La narración. De cada filme o novela anclada en una vida cotidiana cuyos protagonistas no se ven envueltos en sucesos convulsos o emprenden viajes iniciáticos suele decirse que en ellos no ocurre nada; que simplemente invitan al espectador a detenerse en lo cotidiano con otros ojos. Nunca es cierto: como sabía Paterson, el conductor de autobús de Jim Jarmusch que escribía poesía; Auggie Wren, el kioskero fotógrafo de Smoke, con guion de Paul Auster; y desde luego Ozu y sus seguidores japoneses, evocados en esta obra de Wenders aunque no tanto como se ha insistido, siempre hay algo que sucede y puede que nada sea del todo nimio: ni gestos o maneras de entonar, ni los modos en que se encara una costumbre. La reflexión central de esta película, que el mismo director ha definido como espiritual (la novedad en su cine sería que no lo fuera), subyace en la actitud de Hirayama ante su día a día corriente, ante su empleo más que corriente y sus relaciones, escasas, con gente corriente. Quizá el más desagradable de los trabajos (la limpieza de baños públicos) lo desempeña con un cuidado máximo, no como quien cumple con una obligación necesaria, sino como quien desarrolla un acto de fe; de la misma manera, con ternura y con paciencia, trata a su compañero en esa labor, un joven poco responsable y pedigüeño; a quien se acerca a los baños mientras limpia, con mucha educación o con ninguna; y a su sobrina, hija de espíritu, que aparece sorpresivamente en su casa con intención de quedarse. Cada personaje que cruza su camino con él desempeña un papel necesario en Perfect Days: revela una arista del sentido que el protagonista da a sus días.
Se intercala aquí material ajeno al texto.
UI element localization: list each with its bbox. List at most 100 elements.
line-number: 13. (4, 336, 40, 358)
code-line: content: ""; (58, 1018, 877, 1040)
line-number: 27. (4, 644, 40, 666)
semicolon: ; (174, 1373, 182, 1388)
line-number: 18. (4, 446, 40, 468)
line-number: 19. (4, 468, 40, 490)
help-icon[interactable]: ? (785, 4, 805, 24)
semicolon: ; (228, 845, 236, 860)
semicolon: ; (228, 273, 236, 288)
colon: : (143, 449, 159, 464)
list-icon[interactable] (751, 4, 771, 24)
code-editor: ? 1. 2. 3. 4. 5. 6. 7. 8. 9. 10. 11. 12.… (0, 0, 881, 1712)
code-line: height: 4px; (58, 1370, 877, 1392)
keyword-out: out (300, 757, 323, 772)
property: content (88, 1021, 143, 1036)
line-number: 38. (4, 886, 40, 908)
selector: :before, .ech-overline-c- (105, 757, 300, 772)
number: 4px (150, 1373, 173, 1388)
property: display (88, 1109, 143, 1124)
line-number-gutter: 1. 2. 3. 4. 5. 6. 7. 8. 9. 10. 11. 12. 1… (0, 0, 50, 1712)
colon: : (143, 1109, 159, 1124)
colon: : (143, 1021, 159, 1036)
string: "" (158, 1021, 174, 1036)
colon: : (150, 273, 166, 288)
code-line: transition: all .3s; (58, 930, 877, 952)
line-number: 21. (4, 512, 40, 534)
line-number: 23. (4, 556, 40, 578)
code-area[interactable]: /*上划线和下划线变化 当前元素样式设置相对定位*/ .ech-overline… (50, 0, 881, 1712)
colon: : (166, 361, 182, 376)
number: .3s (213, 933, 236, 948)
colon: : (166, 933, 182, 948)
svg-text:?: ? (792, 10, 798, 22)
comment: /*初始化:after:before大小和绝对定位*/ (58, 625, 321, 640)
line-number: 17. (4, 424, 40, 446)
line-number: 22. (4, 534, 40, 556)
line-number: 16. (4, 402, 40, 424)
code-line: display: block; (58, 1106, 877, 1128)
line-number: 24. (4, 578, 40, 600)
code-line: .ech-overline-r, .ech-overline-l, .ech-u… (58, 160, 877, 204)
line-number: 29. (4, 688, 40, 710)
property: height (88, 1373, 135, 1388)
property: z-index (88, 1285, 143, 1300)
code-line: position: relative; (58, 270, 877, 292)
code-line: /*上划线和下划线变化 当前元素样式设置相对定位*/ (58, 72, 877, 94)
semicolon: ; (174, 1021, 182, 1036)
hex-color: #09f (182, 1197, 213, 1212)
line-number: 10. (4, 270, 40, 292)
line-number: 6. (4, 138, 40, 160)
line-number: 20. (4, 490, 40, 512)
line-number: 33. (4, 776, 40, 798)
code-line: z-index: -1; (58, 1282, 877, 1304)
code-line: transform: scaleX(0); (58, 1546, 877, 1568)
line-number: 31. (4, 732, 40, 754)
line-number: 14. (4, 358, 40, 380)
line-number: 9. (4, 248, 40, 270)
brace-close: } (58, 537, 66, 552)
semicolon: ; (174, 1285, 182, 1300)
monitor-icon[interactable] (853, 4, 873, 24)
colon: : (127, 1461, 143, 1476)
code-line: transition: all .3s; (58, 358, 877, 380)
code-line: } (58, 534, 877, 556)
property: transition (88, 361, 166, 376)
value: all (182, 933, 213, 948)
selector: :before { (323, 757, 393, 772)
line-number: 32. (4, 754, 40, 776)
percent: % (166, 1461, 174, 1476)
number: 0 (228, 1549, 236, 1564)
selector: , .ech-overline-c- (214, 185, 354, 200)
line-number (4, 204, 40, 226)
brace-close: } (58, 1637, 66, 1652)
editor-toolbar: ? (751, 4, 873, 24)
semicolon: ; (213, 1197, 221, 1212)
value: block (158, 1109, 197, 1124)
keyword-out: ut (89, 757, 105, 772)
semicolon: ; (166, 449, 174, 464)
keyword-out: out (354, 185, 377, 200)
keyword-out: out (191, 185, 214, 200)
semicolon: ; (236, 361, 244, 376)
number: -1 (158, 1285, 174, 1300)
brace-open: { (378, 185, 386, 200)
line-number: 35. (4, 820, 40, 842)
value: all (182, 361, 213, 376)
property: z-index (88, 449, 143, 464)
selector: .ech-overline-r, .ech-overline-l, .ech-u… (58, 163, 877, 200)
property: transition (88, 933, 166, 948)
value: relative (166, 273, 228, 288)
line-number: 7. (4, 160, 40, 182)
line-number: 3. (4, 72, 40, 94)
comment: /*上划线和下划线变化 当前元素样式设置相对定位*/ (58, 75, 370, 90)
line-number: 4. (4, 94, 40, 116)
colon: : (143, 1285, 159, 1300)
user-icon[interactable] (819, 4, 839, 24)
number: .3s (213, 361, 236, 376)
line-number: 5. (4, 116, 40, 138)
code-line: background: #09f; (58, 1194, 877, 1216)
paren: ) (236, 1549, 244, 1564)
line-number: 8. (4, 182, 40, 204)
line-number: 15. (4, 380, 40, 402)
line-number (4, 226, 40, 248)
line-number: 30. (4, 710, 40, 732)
Dijimos que los libros, la fotografía y la música dominaban su tiempo libre, y que manejaba en todas esas actividades un criterio cuidado, pero a ninguna de ellas podríamos considerarlas, en el caso de este hombre poco hablador, un refugio: no suponen una vía de escape, porque no hay nada de lo que Hirayama tenga que escapar; no veremos tortura, sino servicio, en su dedicación esmerada a cada váter.
En los últimos compases de Perfect Days sabremos, de hecho, que el verdadero amparo lo encuentra, este señor que ha hecho de la rutina un santuario, en ese oficio: su soledad, y la llegada inesperada de su sobrina, tienen que ver con una familia que adivinaremos rota y poco cálida. En todo caso, Wenders convierte en secundario el camino de Hirayama hasta llegar a su paz, su bonhomía y su fervor por las pequeñas cosas, que él filma con mirada casi del todo documental, como es su sello: esa perspectiva salva además a la película de la afectación común en otros filmes que han querido recalcar que la belleza y la alegría no están tan lejos.